The number of farms has decreased drastically across the region, especially between 1945 and 1969. We continue to lose 50 acres of farmland every hour, according to the American Farmland Trust. Causes of loss of farmland include urbanization, poor land use planning, and the challenging economic situation that farmers face in trying to make a living off the land.

Source: USDA 2012 Census of Agriculture


Change in Acres in Agriculture in New England States from 1982 to 2012

New England states have been working hard to maintain the acres they have remaining in farmland in the last few decades. Preservation of farmland programs and practices have become more widespread. Increasing interest in “eating local” has contributed to all states actually increasing the acres they have in farmland in the last 10 years.

Source: USDA 2012 Census of Agriculture


Market Value of New England Agricultural Production Compared to the U.S.

Although New England is a small region geographically and contributes less than one percent of the total value of national agricultural market value, agriculture is an important part of New England’s economy. Between crops and animal production, nearly three billion in regional agricultural products are sold each year. The bar chart below shows regional sales on the leftmost bar, followed by state sales. 

Source: USDA 2012 Census of Agriculture


Composition of New England's Agricultural Production

All kinds of agricultural products are grown in New England. Across New England, milk, nursery products (greenhouse, floriculture, and sod), and vegetables make up over 60 percent of all product. On the state level, there are significant differences. You can scroll over the state charts below the bar chart to reveal how much each state produces by category.

Source: USDA 2012 Census of Agriculture


Average Size of Farm & Average Farm Income

In New England, the average farm size is quite small, ranging from just over 50 acres in Rhode Island to over 175 acres in Maine. This map shows average farm size by state. Average farm income is also viewable by scrolling over each state

Source: USDA 2012 Census of Agriculture


New England Food Hubs

Food hubs are defined by USDA as “businesses or organizations that actively manage the aggregation, distribution and marketing of source-identified food products primarily from local and regional producers to strengthen their ability to satisfy wholesale, retail, and institutional demand.” These alternative distribution channels for local and regional food products are tracked by the USDA Food Hub Directory, where you can view additional information about each food hub.

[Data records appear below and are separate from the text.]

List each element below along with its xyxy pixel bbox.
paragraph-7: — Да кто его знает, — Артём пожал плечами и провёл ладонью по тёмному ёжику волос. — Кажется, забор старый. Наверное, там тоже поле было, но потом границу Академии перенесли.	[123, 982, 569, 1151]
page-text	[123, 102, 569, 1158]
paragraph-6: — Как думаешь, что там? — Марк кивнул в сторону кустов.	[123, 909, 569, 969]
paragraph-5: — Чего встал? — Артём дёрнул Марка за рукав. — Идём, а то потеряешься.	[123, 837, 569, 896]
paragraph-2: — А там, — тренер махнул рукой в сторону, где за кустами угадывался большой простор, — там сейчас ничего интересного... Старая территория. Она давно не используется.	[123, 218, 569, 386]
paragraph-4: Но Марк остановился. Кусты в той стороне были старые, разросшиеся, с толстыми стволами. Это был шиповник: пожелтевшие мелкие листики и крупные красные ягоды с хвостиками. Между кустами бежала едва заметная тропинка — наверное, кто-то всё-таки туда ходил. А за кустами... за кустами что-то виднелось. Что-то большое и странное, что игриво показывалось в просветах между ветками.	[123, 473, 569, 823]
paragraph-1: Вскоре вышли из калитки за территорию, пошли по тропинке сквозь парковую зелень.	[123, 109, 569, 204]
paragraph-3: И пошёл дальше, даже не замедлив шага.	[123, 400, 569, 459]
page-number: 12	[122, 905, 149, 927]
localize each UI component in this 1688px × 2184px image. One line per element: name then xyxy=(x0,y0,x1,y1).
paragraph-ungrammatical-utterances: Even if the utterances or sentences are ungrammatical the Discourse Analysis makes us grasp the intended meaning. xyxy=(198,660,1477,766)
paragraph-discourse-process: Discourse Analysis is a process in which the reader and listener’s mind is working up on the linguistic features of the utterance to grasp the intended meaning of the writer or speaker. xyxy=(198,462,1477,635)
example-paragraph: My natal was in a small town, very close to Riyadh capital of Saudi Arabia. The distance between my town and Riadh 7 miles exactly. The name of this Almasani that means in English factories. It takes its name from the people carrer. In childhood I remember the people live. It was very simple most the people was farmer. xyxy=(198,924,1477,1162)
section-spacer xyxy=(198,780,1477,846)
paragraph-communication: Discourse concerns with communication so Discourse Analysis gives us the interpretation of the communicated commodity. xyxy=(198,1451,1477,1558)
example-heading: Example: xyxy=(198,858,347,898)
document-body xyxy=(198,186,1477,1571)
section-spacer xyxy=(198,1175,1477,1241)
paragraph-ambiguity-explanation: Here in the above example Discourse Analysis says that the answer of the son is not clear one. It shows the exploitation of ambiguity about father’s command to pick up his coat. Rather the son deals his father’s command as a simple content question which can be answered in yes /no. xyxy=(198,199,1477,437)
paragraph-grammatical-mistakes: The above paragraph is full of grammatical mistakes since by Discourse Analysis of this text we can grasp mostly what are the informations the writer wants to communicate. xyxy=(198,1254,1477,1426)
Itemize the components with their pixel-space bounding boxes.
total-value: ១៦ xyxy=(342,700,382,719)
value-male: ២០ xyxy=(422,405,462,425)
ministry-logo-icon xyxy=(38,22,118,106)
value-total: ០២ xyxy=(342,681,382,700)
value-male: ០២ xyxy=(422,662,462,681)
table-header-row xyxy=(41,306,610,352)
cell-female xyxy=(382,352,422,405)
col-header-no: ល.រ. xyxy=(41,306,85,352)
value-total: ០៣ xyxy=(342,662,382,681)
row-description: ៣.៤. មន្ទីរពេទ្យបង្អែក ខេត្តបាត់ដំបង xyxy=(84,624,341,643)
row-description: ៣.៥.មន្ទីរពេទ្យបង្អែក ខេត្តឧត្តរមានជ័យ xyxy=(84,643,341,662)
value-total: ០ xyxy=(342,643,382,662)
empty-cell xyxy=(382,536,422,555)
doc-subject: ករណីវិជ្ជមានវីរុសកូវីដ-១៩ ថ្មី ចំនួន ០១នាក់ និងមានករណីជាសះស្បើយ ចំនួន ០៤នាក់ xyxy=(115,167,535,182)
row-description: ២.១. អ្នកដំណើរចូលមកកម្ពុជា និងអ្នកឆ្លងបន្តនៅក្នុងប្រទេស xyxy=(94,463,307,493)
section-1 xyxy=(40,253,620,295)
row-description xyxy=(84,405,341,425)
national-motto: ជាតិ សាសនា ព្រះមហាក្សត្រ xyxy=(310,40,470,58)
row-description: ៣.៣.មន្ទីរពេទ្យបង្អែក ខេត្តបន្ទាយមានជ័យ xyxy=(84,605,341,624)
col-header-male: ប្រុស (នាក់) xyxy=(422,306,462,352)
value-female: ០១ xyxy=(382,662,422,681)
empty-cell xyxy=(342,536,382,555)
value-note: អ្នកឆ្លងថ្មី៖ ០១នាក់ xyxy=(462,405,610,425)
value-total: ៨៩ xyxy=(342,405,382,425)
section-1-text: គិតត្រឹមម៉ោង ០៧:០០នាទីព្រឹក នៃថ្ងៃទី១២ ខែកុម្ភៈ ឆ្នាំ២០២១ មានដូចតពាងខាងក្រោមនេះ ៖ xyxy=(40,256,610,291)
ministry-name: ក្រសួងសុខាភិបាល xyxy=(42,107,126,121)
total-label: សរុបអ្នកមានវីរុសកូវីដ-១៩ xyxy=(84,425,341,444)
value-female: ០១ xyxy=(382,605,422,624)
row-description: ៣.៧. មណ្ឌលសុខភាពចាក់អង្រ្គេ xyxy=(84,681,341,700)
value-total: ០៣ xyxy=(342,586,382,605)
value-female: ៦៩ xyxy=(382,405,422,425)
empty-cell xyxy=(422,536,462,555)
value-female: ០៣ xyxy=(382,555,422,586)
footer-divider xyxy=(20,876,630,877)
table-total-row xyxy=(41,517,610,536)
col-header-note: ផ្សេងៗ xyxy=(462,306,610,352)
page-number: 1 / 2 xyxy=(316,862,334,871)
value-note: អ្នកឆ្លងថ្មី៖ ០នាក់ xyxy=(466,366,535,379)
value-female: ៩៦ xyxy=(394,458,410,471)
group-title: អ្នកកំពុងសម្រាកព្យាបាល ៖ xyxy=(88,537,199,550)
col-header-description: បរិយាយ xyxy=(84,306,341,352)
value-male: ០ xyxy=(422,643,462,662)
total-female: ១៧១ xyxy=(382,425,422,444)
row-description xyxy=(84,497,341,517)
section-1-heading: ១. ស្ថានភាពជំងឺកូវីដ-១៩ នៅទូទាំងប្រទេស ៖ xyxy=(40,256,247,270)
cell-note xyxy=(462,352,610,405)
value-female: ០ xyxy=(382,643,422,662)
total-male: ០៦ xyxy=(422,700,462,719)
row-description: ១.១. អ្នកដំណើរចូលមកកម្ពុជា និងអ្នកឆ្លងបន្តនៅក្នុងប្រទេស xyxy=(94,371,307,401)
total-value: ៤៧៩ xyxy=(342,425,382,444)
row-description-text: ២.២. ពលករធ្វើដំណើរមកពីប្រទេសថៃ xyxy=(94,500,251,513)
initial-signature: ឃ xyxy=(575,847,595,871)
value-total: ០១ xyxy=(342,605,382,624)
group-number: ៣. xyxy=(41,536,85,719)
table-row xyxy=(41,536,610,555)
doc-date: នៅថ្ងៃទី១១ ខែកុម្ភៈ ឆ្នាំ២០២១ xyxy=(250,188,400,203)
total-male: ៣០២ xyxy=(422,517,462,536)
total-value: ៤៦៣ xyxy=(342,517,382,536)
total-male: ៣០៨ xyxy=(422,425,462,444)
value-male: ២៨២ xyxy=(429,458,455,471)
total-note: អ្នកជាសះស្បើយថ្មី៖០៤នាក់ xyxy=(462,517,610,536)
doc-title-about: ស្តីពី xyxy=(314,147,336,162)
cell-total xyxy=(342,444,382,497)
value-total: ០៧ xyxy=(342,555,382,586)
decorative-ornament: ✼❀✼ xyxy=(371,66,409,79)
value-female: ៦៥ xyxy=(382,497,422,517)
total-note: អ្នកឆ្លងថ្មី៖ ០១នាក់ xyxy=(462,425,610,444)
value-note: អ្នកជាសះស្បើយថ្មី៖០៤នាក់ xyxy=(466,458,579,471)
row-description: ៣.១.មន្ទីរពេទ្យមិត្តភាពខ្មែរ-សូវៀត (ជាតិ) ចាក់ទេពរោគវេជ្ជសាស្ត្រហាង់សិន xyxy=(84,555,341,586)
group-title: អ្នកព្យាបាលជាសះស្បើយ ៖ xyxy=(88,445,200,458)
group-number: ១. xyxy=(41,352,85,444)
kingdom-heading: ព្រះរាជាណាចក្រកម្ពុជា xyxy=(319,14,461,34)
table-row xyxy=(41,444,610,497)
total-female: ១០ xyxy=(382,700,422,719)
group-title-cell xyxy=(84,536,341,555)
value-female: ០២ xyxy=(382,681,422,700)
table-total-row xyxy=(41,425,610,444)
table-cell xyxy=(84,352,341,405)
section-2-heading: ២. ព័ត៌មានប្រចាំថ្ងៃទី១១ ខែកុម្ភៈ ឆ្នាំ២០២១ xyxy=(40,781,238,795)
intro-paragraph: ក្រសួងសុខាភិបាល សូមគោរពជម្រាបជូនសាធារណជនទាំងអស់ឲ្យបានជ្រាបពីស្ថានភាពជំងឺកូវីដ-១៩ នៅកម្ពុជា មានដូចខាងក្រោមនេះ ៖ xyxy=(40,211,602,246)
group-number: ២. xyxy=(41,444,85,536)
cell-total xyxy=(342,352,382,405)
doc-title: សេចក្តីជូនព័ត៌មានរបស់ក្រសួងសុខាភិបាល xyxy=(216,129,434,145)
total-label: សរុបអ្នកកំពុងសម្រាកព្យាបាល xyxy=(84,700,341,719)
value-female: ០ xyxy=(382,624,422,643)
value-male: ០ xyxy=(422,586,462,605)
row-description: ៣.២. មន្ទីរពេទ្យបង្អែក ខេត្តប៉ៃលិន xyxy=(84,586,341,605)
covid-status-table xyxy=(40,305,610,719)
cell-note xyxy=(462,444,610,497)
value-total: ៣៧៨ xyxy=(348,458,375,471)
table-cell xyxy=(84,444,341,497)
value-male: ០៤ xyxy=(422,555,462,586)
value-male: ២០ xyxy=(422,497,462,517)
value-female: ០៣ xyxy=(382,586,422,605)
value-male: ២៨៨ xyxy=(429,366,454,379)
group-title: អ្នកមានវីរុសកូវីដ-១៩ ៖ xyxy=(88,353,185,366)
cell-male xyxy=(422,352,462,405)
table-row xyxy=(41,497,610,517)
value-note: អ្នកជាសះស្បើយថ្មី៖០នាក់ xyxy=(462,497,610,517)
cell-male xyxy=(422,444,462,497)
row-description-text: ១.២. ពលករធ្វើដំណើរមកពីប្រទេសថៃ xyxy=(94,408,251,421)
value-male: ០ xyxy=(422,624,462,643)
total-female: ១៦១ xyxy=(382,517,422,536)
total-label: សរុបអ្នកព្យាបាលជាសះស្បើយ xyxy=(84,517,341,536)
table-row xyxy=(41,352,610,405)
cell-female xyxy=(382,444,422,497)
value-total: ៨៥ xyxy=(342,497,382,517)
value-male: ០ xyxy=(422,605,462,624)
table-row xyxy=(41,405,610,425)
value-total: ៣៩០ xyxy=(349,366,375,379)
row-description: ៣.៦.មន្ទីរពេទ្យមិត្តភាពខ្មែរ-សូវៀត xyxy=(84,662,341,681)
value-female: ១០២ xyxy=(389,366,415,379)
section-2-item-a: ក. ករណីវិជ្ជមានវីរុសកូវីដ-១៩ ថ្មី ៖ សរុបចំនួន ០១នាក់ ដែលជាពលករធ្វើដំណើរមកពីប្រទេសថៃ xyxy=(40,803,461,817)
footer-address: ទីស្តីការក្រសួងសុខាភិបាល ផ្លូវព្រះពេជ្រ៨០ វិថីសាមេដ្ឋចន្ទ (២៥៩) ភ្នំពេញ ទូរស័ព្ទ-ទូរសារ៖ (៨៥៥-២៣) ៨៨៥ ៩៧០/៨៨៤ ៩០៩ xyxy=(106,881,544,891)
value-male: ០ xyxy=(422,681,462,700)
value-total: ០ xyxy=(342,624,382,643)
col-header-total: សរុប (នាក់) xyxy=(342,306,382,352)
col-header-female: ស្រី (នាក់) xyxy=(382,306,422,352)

Source: USDA AMS 2012 Working List of Food Hubs


Rank of New England States in Direct Sales to Consumers

The USDA 2012 Census of Agriculture asked farmers if they sell any of their products directly to consumers through farmers markets, roadside stands, pick-your-own operations, community supported agriculture (CSA) arrangements, and other efforts. Throughout the U.S. 144,530 farms sold $1.3 billion directly to consumers in 2012. Although this was only 0.3% of total agricultural sales, this represented a 6% increase in farms and a 8% increase in sales over the last time the Census was conducted in 2007.  The map below shows each state's rank in terms of direct sales as a proportion of total sales. All New England states were in the top 10. The chart below shows each states' direct sales in comparison to all other sales. 

Source: USDA 2012 Census of Agriculture State Summary Highlights Report


New England Direct to Consumer Produce Sales

New England farmers sell food direct to consumers through farmers markets, roadside stands, pick-your-own operations, community supported agriculture (CSA) arrangements, and other efforts. The first chart below shows the percentage of total farms engaging in direct to consumer sales by state. The second set of charts the percentage of  total farms engaging in particular types of direct to consumer sales by state, including farm stand, farmers markets, pick-your-own, CSA, mail order/Internet, and "other." The third pair of charts shows the percentage of total farms engaging in other types of sales, specifically 'direct to retail' and 'wholesale' markets.